ISTANBUL: It’s now little more than a dusty patch of land in the modern suburb of Atasehir on the Asian side of Istanbul. Within three years, if all goes according to plan, highrise office buildings will dominate the site, forming an upstart Wall Street on the Sea of Marmara: the Istanbul International Financial Centre.
Like a lot of Prime Minister Recep Tayyip Erdogan’s ideas, such as his push for mostly-Muslim Turkey to start membership talks with the European Union, the square-mile International Financial Centre is bold.
Erdogan, whose Justice and Development Party won re- election last year, envisions Turkey as a burgeoning economic as well as political power in the Middle East and southeast Europe.
IFC-Istanbul, as it is known, would be the steel, glass and concrete embodiment of Erdogan’s vision, says Kubilay Cinemre, who stepped down as chief executive officer of Merrill Lynch’s Istanbul office in 2010 to establish his own fund management company, Fokus Yatirim Holding. With the IFC up and running, Environment and Urbanisation Minister Erdogan Bayraktar told reporters earlier this year, “Istanbul will assume its historical role as a global centre of commerce.”
By some measures, Istanbul, straddling Europe and Asia, with 13 million people, is on its way there already. The financial industry has grown along with the world’s 16th-largest economy. Mizuho Financial Group and Mitsubishi Corp of Japan, Sberbank of Russia and Kuwait’s Burgan Bank bought Turkish firms or opened offices in the city this year, joining such powerhouses as Citigroup and HSBC Holdings.
The assets of all banks licenced in Turkey grew six-fold to 1.27 trillion liras ($710bn) from 2002 to 2012, according to Turkey’s Banking Regulation and Supervision Agency. The country’s relatively strong banks have shielded it from some of the economic instability plaguing Europe. In June, according to the banking agency, Turkish banks had on average a capital-to- risk-assets ratio of 17 percent, more than double the legally required 8 percent.
The Istanbul Stock Exchange’s main ISE National 100 Index, just a quarter-century old, has become one of the top emerging- markets exchanges in the world. Foreign direct investment is also on the rise: During the first two months of 2012, it was 25 percent higher than during the same period a year earlier.
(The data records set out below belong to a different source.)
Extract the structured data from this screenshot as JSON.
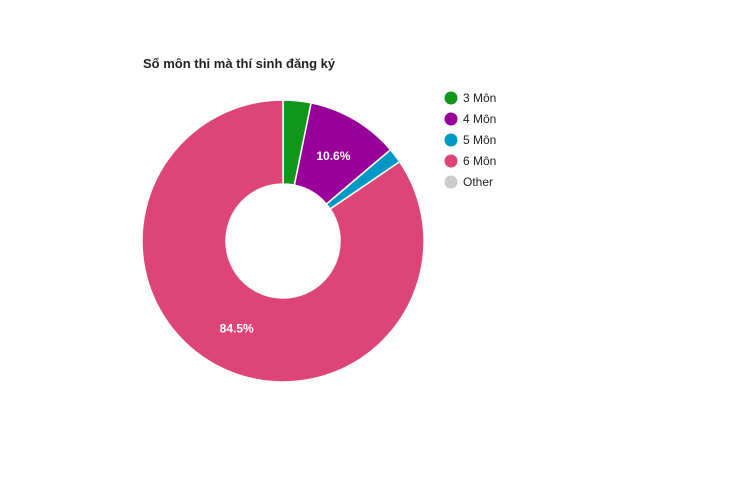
{
  "chart_data": {
    "type": "pie",
    "donut": true,
    "title": "Số môn thi mà thí sinh đăng ký",
    "categories": [
      "3 Môn",
      "4 Môn",
      "5 Môn",
      "6 Môn",
      "Other"
    ],
    "values": [
      3.2,
      10.6,
      1.7,
      84.5,
      0.0
    ],
    "data_labels": [
      "",
      "10.6%",
      "",
      "84.5%",
      ""
    ],
    "colors": [
      "#109618",
      "#990099",
      "#0099c6",
      "#dd4477",
      "#cccccc"
    ],
    "legend_position": "right"
  }
}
The prosperity that comes with that kind of growth is transforming Istanbul. New construction — apartment blocks, villas, hotels — is evident across the city, along with upscale kebab joints and restaurants. The IFC is an instrument in Erdogan’s campaign to exploit political and trade links, some dating from the Ottoman Empire, across the Balkans, the Gulf states and North Africa.
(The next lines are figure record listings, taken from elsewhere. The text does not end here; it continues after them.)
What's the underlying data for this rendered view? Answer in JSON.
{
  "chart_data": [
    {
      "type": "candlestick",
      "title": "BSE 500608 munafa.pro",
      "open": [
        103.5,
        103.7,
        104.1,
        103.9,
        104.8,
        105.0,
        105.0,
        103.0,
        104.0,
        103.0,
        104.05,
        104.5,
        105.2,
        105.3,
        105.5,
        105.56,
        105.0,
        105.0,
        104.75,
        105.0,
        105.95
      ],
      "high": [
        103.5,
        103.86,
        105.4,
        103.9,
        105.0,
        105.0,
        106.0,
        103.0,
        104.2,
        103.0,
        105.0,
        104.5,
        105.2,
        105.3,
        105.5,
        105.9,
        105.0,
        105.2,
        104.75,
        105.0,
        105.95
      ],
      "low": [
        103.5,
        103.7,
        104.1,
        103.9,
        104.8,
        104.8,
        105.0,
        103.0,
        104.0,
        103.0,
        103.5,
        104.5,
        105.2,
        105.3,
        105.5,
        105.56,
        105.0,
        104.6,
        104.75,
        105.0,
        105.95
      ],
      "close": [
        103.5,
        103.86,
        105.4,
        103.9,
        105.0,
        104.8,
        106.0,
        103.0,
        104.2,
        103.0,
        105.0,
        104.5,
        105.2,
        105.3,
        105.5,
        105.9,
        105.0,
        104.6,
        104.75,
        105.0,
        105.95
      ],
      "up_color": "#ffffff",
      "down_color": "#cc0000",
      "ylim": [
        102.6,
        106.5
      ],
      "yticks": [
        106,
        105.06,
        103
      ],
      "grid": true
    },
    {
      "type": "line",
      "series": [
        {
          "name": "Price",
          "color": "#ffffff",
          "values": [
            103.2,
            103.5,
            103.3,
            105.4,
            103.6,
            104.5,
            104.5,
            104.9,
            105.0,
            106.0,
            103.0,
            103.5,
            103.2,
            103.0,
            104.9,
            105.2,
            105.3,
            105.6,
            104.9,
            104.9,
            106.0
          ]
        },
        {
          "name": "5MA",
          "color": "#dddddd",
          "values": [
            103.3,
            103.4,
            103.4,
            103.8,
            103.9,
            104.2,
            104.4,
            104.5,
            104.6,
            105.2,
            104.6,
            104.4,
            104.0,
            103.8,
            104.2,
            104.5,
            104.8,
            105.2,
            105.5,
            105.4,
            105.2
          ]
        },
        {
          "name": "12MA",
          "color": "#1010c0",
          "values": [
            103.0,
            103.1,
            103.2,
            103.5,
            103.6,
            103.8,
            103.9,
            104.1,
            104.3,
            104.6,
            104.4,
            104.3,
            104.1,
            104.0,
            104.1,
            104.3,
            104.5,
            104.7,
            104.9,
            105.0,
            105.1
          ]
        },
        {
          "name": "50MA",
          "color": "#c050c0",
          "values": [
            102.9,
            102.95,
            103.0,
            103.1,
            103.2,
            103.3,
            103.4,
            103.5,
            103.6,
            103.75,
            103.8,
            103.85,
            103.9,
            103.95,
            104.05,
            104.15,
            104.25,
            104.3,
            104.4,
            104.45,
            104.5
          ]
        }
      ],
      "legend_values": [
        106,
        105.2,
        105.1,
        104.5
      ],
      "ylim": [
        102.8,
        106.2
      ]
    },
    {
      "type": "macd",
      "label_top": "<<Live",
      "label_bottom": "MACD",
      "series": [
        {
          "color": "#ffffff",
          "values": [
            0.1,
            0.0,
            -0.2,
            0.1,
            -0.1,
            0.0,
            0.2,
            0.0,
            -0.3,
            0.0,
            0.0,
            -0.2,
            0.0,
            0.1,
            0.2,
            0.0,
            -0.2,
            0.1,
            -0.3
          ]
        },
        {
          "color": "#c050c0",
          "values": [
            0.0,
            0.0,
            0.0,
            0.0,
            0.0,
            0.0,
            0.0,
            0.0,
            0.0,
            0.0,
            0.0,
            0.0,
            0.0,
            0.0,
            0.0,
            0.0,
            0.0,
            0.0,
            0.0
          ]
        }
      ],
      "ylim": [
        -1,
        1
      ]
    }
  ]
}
Istanbul’s potential is not as well-known as it should be, Martin Spurling, chief executive of HSBC Bank in Turkey, said at a finance conference on June 13 in Istanbul. “I had no idea how big Istanbul was until I was appointed here,” he said. “I was shocked. In terms of its location, history, culture, human potential and hospitality, Istanbul’s a great candidate to be an international finance centre. We have to explain it to the world a little better.”
In the past, Erdogan has devised several grandiose projects that have stalled. A highway between Istanbul and Turkey’s third-biggest city of Izmir is still incomplete.
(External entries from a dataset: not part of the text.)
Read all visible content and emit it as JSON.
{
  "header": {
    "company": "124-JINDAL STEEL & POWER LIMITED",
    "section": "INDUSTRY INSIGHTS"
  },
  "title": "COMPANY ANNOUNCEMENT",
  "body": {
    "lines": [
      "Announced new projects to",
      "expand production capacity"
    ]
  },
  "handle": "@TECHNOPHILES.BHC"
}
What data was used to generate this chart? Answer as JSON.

Erdogan’s plan for the $30bn Istanbul Canal remains on the drawing board more than 18 months after he announced it. Similar hitches have hit the government’s sales of state-owned gas pipelines and operating rights for toll roads.
Three years after Erdogan announced his plans for the IFC, Turkey’s political and business leaders are lined up behind the $2.6bn project, which the government says will employ 50,000 people and provide a new home for the Istanbul Stock Exchange.
Turkiye Halk Bankasi and Turkiye Vakiflar Bankasi, both government banks, have purchased land on the site, and other public financial institutions have said they will join the march to Atasehir: the Banking Regulation and Supervision Agency, the Capital Markets Board and the Banks Association of Turkey.
Haci Omer Sabanci Holding, Turkey’s second-biggest industrial and financial group, is among the companies backing the plan and is organising conferences and roadshows to promote it.
Citigroup, UBS, the Institute of International Finance and The CityUK, which represents the British financial services industry, are advising the Turkish government on the project.